Born a farmer’s daughter in Irvine and having lived within a five minute drive of the mill all her life, Margo is in a third generation of women to have worked for the firm formerly known as Morton, Young and Borland. Her grandmother was a supervisor in the darning room and her mother held the esteemed role of designer, which Margo refers to as her great influence. 

“My mother was a lace designer too. I hadn’t known any other woman who did that role so I guess she was quite inspiring for me. She had made it, so I guess I wanted to make it too.”

Margo’s path, starting as an apprentice copier at the now defunct neighbouring mill Johnstone Shields, through to designer director at MYB has been somewhat akin to a cookie that’s crumbled the right way. Though in the early 1980s getting her foot near a loom was done in the face of lingering chauvinist defiance, as Margo recalls, “When I started, the industry was set in the dark ages. There was that attitude that management didn’t want to invest their time and money in training women in case you stopped working to have children.”

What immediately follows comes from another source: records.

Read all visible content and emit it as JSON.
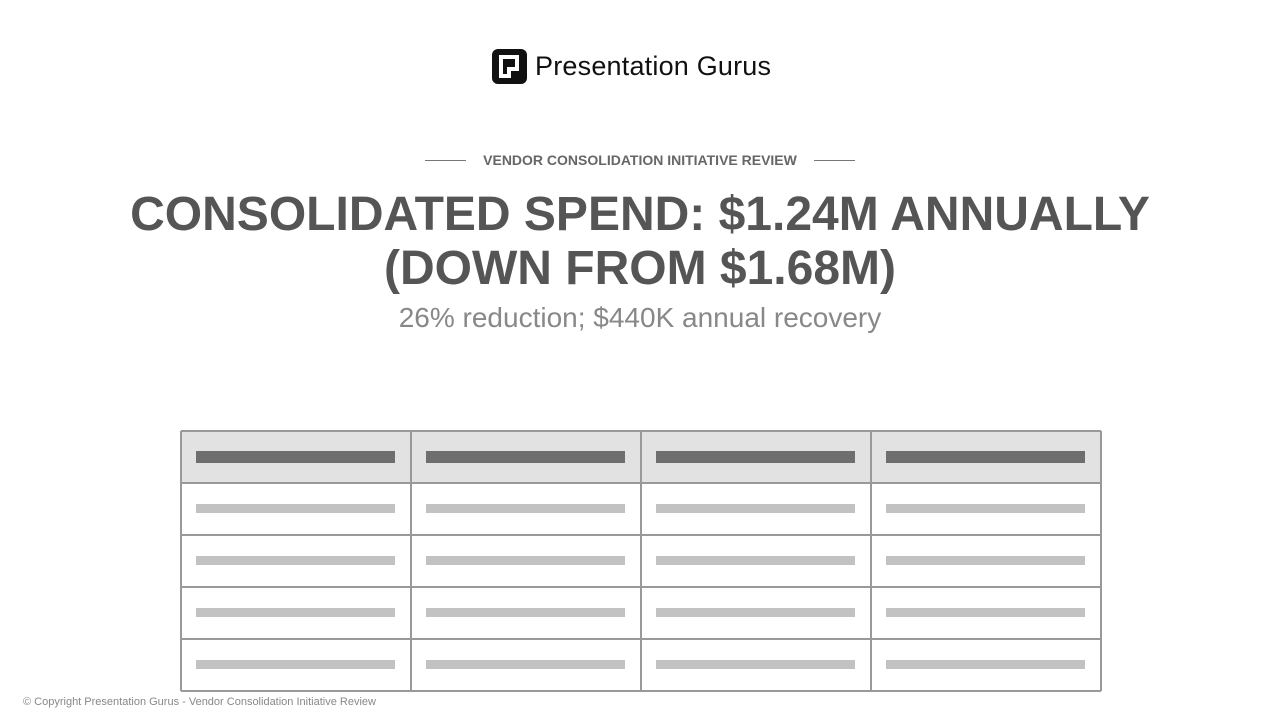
{
  "header": {
    "logo": "Presentation Gurus"
  },
  "eyebrow": "VENDOR CONSOLIDATION INITIATIVE REVIEW",
  "title": "CONSOLIDATED SPEND: $1.24M ANNUALLY (DOWN FROM $1.68M)",
  "subtitle": "26% reduction; $440K annual recovery",
  "footer": "© Copyright Presentation Gurus - Vendor Consolidation Initiative Review"
}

While many of her friends were filtering out of the local comprehensive to attend art college or university, Margo was entering a role historically filled by men a decade after the rise of Women’s Lib yet just a few years short of an amendment to the Equal Pay Act allowing women to be paid the same for work of equal value.

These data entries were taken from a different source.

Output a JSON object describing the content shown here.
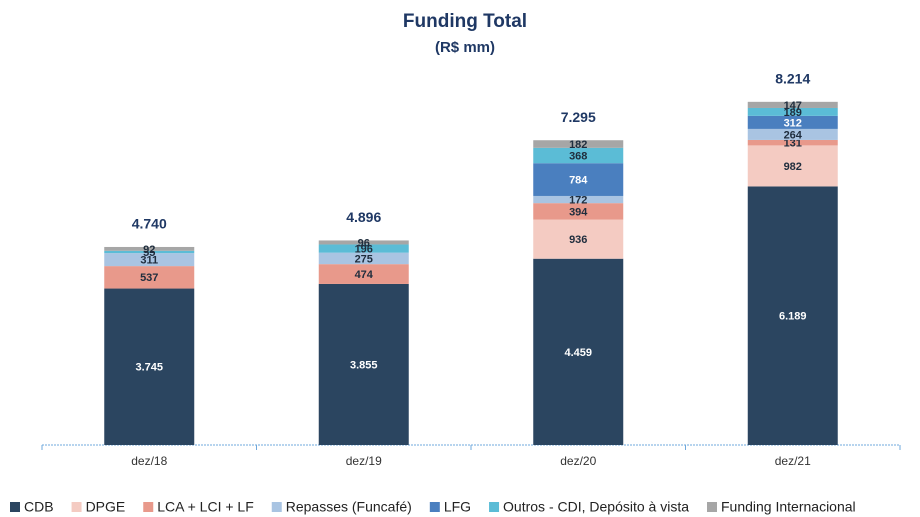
{
  "chart_data": {
    "type": "stacked_bar",
    "title": "Funding Total",
    "subtitle": "(R$ mm)",
    "categories": [
      "dez/18",
      "dez/19",
      "dez/20",
      "dez/21"
    ],
    "ylim": [
      0,
      9000
    ],
    "series": [
      {
        "name": "CDB",
        "color": "#2b4560",
        "values": [
          3745,
          3855,
          4459,
          6189
        ],
        "value_labels": [
          "3.745",
          "3.855",
          "4.459",
          "6.189"
        ]
      },
      {
        "name": "DPGE",
        "color": "#f4cbc2",
        "values": [
          null,
          null,
          936,
          982
        ],
        "value_labels": [
          null,
          null,
          "936",
          "982"
        ]
      },
      {
        "name": "LCA + LCI + LF",
        "color": "#e8998b",
        "values": [
          537,
          474,
          394,
          131
        ],
        "value_labels": [
          "537",
          "474",
          "394",
          "131"
        ]
      },
      {
        "name": "Repasses (Funcafé)",
        "color": "#a9c4e2",
        "values": [
          311,
          275,
          172,
          264
        ],
        "value_labels": [
          "311",
          "275",
          "172",
          "264"
        ]
      },
      {
        "name": "LFG",
        "color": "#4a7fbf",
        "values": [
          null,
          null,
          784,
          312
        ],
        "value_labels": [
          null,
          null,
          "784",
          "312"
        ]
      },
      {
        "name": "Outros - CDI, Depósito à vista",
        "color": "#5bbcd6",
        "values": [
          55,
          196,
          368,
          189
        ],
        "value_labels": [
          "55",
          "196",
          "368",
          "189"
        ]
      },
      {
        "name": "Funding Internacional",
        "color": "#a6a6a6",
        "values": [
          92,
          96,
          182,
          147
        ],
        "value_labels": [
          "92",
          "96",
          "182",
          "147"
        ]
      }
    ],
    "totals": {
      "values": [
        4740,
        4896,
        7295,
        8214
      ],
      "value_labels": [
        "4.740",
        "4.896",
        "7.295",
        "8.214"
      ]
    }
  }
}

So followed a passion for threads per inch aligned with years of working through the industry’s ranks, as Margo recalls, “Girls never got past being a copier. You had to be quite talented to get on to be a draughtswoman. Then it was only draughtsmen.” It was a full seven years before Margo called herself a lace designer. “There was never a piece of paper to say that you were a bona fide designer.” Despite that unwritten certificate to say she’d had earned her lace stripes, Margo had made it in the face of good old-fashioned scepticism. “My first head designer kept saying ‘Och it’s not worth training you, you’ll only go off and get married and have kids, I’ll be wasting my time’.”

Fast forward to the present and Margo gives hint to what’s driven her to succeed on merit alone, as resolutely she says, “Even now I think you’ve got to prove yourself 110% as a woman.” Such has been her dedication and love of the job, she concedes, “When I did have my two daughters that was the hardest time for me. I admit I was back to work after only a few months following both births.”

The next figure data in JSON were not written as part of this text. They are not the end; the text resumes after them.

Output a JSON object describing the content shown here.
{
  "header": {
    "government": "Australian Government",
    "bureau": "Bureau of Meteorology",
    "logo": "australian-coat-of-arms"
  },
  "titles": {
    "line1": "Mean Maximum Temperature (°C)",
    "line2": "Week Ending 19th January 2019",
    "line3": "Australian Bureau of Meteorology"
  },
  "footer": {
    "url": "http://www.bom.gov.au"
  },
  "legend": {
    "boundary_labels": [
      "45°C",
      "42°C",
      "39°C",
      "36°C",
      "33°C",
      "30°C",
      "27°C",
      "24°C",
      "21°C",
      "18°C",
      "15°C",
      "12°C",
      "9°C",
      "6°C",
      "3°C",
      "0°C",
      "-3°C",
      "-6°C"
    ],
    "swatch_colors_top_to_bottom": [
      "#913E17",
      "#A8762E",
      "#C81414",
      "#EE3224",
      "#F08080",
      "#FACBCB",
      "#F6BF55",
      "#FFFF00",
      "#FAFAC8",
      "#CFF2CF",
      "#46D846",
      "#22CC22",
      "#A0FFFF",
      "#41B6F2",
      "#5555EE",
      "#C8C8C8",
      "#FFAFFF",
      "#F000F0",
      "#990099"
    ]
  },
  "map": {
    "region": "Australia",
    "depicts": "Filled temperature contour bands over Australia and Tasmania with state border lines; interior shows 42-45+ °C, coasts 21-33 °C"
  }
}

Far from being the ruthless career woman out to prove the old guard wrong, Margo has built her ethos around banter and teamwork. She laughs loud recalling the day when a painter came to paint the factory floor but didn’t lift the bins and in describing a former colleague by the name Joey who claimed to be ‘the fastest shuttler in the valley.’ Each story is tinged with nostalgia for a past era. “Those were the days,” Margo recalls, “when up to thirty mills in the area would hire buses to take employees to the seaside. And the lace queen at the gala would be taken every year from all the mills. It was a community thing that’s since sadly died out.” 

Today MYB Textiles is a burgeoning, niche manufacturer producing exclusively Scottish lace and madras sheers for upmarket clients around the world on original Nottingham lace looms, some of which are 90 years old. In the grip of the recession like many manufacturing firms they were forced to make tough redundancy decisions and were down to working a 3-day week in their darkest hour. While the global market dipped, it was MYB’s Russian clients who helped keep the business steady. Now with American custom healthily back on the radar matched the exclusivity of bespoke looms manufacturing a product which the Chinese cannot copy, the future looks bright for the company.

Never veering from that natural reticence, it is the bread and butter clients Margo prefers to speak of rather than the glamorous, even presidential ones, i.e. the MYB lace design that can be found in the White House, or that which was displayed on the set of Steven Spielberg’s Oscar winning movie Lincoln, or Emmy Award winning TV drama, Broadwalk Empire. Interestingly, neither can this information be found on MYB’s website. Which perhaps goes to prove that when it comes to success in manufacturing, skill and modesty, just as in Margo’s case will get you quite far.

Cat Cochrane is a writer of all things journalistic.